Thirst often masquerades as hunger. Whether on trail or off, start your day with at least a liter of water. Add sea salt and lemon, if it’s available, for a boost in minerals and energy. Drinking water before eating breakfast or a sugary snack ensures that you’re not confusing hunger for thirst. Staying hydrated also helps you avoid unnecessary blood sugar swings, keeping you from craving more sugar. Shoot for half your weight (in pounds) in ounces of water.
Getting your healthy food habits dialed in lays the foundation to build the other health habits on top of that. You have more energy and motivation for your workouts.
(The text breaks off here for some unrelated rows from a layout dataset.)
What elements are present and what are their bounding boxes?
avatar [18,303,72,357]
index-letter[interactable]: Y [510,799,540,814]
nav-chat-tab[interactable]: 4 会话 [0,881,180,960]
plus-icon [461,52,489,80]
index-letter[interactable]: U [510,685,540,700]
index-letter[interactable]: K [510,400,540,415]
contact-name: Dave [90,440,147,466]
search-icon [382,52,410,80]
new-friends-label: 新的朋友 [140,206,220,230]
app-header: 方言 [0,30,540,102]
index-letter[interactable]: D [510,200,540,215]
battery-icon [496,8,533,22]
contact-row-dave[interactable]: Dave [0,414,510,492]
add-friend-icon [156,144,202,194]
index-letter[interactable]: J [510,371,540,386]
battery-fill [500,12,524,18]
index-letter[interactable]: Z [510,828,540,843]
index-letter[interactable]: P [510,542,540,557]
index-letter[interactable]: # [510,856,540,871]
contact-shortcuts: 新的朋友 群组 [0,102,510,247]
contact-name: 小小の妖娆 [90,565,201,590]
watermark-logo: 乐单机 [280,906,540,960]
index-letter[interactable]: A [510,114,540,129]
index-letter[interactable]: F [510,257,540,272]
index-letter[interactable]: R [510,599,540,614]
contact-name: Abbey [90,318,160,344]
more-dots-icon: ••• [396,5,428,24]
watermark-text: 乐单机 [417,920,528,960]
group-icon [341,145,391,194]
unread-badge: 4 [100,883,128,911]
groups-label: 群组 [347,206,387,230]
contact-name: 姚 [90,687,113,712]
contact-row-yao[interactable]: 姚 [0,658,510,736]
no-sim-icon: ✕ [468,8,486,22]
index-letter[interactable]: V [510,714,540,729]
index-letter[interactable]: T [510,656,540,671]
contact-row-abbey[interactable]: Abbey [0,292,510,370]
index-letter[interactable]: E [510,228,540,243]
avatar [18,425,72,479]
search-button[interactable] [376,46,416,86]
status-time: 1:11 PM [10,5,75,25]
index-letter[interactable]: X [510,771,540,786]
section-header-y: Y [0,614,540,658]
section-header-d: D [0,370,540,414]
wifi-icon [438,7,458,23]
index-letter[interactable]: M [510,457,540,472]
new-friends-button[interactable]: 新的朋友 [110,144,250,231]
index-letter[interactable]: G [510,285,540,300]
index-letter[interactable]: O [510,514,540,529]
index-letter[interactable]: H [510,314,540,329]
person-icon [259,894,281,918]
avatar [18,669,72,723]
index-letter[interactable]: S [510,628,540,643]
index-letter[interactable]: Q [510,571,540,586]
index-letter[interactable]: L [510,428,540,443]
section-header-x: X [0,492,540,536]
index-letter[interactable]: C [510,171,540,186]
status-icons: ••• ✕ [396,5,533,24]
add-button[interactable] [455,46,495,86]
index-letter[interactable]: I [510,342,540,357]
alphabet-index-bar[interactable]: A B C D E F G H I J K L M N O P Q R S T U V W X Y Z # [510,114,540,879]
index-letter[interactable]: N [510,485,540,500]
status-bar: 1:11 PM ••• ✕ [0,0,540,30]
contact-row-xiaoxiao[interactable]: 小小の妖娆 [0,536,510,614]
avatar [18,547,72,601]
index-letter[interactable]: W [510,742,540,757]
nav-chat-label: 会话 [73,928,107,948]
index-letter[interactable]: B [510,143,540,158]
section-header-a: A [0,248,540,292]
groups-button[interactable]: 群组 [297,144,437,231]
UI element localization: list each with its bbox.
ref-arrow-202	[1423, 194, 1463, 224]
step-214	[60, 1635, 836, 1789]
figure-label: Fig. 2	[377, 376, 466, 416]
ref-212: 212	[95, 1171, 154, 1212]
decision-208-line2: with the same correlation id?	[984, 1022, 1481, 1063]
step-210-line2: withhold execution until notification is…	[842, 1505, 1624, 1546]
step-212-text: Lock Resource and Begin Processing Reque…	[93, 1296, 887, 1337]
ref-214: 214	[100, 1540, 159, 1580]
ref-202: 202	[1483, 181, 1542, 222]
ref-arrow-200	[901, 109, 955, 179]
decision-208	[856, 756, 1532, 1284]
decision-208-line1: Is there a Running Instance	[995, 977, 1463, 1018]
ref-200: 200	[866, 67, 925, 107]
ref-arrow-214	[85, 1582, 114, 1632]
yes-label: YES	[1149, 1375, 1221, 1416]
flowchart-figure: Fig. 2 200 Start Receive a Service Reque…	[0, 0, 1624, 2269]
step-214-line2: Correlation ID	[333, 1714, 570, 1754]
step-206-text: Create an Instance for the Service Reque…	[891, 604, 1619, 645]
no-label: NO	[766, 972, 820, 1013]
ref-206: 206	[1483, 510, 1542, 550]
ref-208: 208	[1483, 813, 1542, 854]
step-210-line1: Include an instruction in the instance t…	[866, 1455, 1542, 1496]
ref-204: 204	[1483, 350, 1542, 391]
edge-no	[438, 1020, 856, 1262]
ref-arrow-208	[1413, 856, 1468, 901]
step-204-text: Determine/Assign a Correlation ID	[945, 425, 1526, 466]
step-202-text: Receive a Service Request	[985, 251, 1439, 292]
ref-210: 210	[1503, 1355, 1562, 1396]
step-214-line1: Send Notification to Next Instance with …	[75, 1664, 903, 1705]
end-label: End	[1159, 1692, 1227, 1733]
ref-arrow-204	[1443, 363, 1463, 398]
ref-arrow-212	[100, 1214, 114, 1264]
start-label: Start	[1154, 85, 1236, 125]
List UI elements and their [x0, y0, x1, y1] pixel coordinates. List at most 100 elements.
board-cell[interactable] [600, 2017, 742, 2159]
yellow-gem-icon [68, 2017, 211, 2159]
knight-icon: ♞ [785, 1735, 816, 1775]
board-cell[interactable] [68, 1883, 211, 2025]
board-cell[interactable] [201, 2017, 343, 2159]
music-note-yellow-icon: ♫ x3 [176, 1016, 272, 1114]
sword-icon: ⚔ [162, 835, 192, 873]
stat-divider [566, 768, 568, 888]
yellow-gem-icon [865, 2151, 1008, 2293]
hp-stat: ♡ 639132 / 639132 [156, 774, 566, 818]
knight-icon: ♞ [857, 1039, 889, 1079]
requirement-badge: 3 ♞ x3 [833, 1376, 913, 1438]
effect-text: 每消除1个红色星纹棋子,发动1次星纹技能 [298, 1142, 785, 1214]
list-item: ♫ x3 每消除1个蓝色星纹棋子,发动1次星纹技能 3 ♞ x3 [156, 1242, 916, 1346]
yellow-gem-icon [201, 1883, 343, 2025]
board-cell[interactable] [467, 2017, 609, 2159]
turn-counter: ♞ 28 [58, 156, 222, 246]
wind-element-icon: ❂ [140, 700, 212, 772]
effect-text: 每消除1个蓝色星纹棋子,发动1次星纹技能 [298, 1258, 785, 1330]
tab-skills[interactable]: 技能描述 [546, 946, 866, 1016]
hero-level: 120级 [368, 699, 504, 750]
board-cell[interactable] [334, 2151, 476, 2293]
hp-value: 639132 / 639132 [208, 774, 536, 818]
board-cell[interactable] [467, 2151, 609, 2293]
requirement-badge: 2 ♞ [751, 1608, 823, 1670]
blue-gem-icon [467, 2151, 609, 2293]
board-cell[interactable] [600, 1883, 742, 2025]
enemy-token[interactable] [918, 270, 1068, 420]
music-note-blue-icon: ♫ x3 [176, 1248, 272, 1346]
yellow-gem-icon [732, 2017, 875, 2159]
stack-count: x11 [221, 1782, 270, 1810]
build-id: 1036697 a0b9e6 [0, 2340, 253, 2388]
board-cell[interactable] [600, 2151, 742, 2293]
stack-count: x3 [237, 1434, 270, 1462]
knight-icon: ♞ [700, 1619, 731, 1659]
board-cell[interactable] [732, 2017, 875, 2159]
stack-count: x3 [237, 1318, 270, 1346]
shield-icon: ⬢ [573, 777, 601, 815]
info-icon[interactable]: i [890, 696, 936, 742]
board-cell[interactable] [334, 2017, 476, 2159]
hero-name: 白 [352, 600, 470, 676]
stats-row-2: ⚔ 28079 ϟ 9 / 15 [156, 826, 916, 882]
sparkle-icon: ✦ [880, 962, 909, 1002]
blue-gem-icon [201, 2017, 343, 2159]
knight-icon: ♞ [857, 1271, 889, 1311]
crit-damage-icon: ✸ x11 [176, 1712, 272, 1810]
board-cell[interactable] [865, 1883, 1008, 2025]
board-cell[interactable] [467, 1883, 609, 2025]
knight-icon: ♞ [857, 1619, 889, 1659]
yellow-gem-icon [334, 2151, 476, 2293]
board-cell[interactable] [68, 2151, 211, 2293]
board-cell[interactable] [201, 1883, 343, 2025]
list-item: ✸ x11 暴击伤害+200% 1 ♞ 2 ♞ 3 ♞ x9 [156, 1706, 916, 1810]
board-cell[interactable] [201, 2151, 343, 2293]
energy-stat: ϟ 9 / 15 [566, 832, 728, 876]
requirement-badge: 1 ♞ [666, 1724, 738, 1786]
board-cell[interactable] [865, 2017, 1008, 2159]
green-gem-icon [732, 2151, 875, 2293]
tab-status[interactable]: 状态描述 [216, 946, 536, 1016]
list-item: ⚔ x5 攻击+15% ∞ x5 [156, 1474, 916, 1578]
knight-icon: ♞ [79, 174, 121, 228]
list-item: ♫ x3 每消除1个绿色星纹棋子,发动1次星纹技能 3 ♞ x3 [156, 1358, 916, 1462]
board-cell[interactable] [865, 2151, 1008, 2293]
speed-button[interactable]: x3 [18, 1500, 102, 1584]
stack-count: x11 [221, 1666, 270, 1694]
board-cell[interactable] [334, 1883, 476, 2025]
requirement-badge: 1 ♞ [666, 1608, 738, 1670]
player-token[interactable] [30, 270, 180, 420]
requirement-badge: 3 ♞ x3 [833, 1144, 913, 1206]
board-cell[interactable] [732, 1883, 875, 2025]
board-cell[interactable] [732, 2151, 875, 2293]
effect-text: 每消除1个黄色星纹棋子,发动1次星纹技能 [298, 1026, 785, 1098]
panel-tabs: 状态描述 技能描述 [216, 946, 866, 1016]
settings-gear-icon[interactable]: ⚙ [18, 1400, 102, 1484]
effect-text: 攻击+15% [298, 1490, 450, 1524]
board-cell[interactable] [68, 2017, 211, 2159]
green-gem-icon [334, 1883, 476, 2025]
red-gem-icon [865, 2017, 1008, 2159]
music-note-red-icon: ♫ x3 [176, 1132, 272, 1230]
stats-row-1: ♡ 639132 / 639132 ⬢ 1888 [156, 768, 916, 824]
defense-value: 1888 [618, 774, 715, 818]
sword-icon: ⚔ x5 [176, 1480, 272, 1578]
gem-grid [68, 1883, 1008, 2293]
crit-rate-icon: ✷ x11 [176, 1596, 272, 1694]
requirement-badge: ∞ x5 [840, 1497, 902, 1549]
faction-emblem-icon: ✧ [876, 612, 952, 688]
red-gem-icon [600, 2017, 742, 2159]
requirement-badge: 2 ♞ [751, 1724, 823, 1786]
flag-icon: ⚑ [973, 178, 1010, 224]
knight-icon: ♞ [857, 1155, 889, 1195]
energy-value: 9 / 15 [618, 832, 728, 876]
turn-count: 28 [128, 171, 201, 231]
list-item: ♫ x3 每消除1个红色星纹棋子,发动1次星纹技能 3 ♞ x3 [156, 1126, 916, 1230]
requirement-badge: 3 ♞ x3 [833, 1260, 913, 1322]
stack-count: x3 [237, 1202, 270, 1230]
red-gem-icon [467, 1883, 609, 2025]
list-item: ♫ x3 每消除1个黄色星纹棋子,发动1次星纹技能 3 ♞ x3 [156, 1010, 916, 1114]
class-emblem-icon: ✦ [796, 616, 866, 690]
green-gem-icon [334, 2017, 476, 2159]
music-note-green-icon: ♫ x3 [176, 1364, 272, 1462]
When you’re feeling better from better food choices, you’re less tempted by the alcohol or the cookies.
In terms of improved energy and less cravings, these tips can work for you whether you’re at home or out on a wilderness adventure.
You deserve a full, adventurous life (whatever that means to you!) and it starts with having a healthy mind and body.
And it can be more simple than you’ve been led to believe. Which is why I do the work that I do: to take my own years of struggle and use it to support you in deepening your understanding of how food works in YOUR body so that you create the health you need to do whatever matters to you.